この4月、文楽の大名跡「豊竹若太夫」を57年ぶりに受け継ぐ六代目豊竹呂太夫。十代目豊竹若太夫を祖父に持ち、世襲制ではなく、実力主義の文楽の世界を生き抜いてきた彼の「THE CHANGE」とは。【第2回/全2回】

六代目豊竹呂太夫 撮影/渡邉肇

 師匠の春子太夫が早く亡くなって、竹本越路太夫の内弟子になったんです。住み込みの修業はつらかったですが、逃げ出さずにすんだのは、後から弟弟子の貴太夫君が入ってきたからです。

 師匠の世話や炊事洗濯を分担できるようになったし、一緒に銭湯に行ってしゃべったりできたので、なんぼ救われたか分かりません。彼にも感謝しています。

 当時は稽古が怖かった。

 太夫の稽古は、師匠と向かいあって座り、床本という、台本を前にして語ります。
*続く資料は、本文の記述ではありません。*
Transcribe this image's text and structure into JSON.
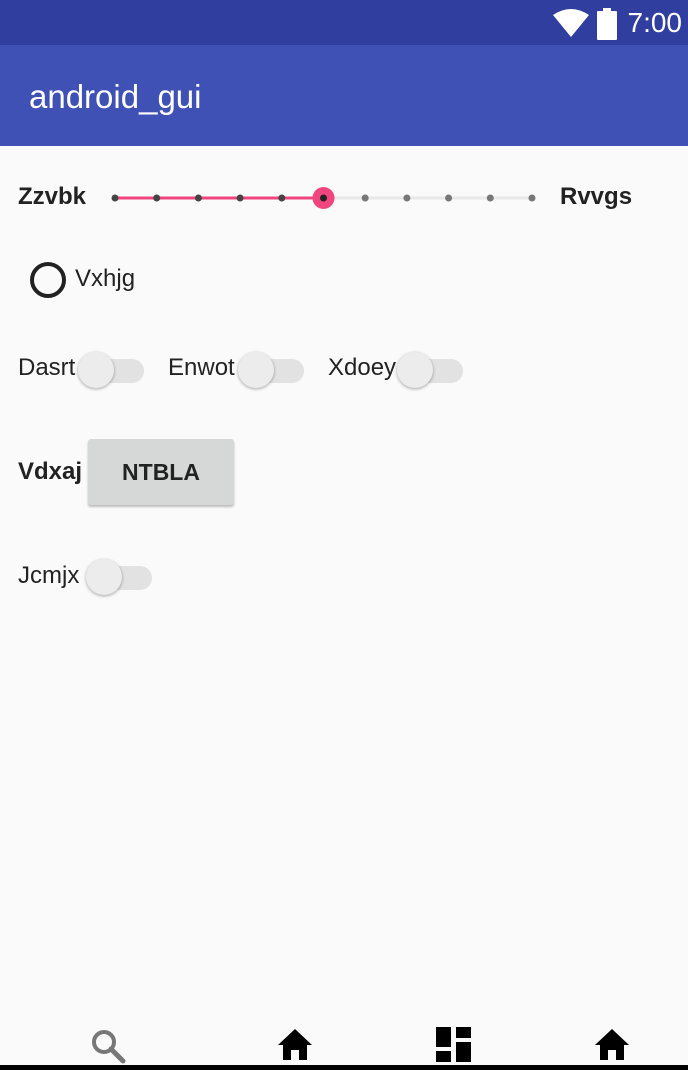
{
  "status_bar": {
    "time": "7:00",
    "icons": [
      "wifi-icon",
      "battery-icon"
    ]
  },
  "app_bar": {
    "title": "android_gui"
  },
  "slider": {
    "min_label": "Zzvbk",
    "max_label": "Rvvgs",
    "steps": 10,
    "value": 5,
    "accent_color": "#f0457e"
  },
  "radio": {
    "label": "Vxhjg",
    "checked": false
  },
  "switch_row": [
    {
      "label": "Dasrt",
      "on": false
    },
    {
      "label": "Enwot",
      "on": false
    },
    {
      "label": "Xdoey",
      "on": false
    }
  ],
  "button_row": {
    "label": "Vdxaj",
    "button_label": "NTBLA"
  },
  "jcmjx_switch": {
    "label": "Jcmjx",
    "on": false
  },
  "bottom_nav": {
    "icons": [
      "search-icon",
      "home-icon",
      "dashboard-icon",
      "home-icon"
    ]
  },
  "colors": {
    "status_bar": "#303f9f",
    "app_bar": "#3f51b5",
    "background": "#fafafa"
  }
}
できないところは、ほんの少しの語りの部分でも「違うわい! ワシの言うの聴いとけ」「違う!」「違う! もう一回!」と叱られながら、ひたすら繰り返します。稽古に付き合う三味線弾きさんも大変です。

 七代目の竹本住太夫兄さんとか、もう怖くてねぇ。僕は60歳を過ぎても、住太夫兄さんには「太夫辞めてまえ!」とか言われ、しょっちゅう怒られてましたよ(笑)。でも、あの稽古があったおかげで今があるなぁ、としみじみ思います。一日2時間も毎日怒ってくれるなんて、すごいことですよ。

 厳しい稽古は、付ける側も大変です。僕は弟子にそこまでできません。それを1週間くらいやってくれるんです。越路太夫師匠、数年前に亡くなった豊竹嶋太夫師匠、先代の呂太夫兄さんもそうでした。稽古中に言われたことを忘れないように、カセットテープでこっそり盗み録りしたものです。

 最近、やっと分かってきたことがあります。娘、老女方、婆などの人形の首によって、太夫の出す声の音程が違いますが、声の出どころと腹具合は同じなんです。僕はいま、76歳ですけど、ようやく何かに気づいてきました。文楽をやる気がなかった人間やけど、まだまだ伸びしろはあるんや(笑)!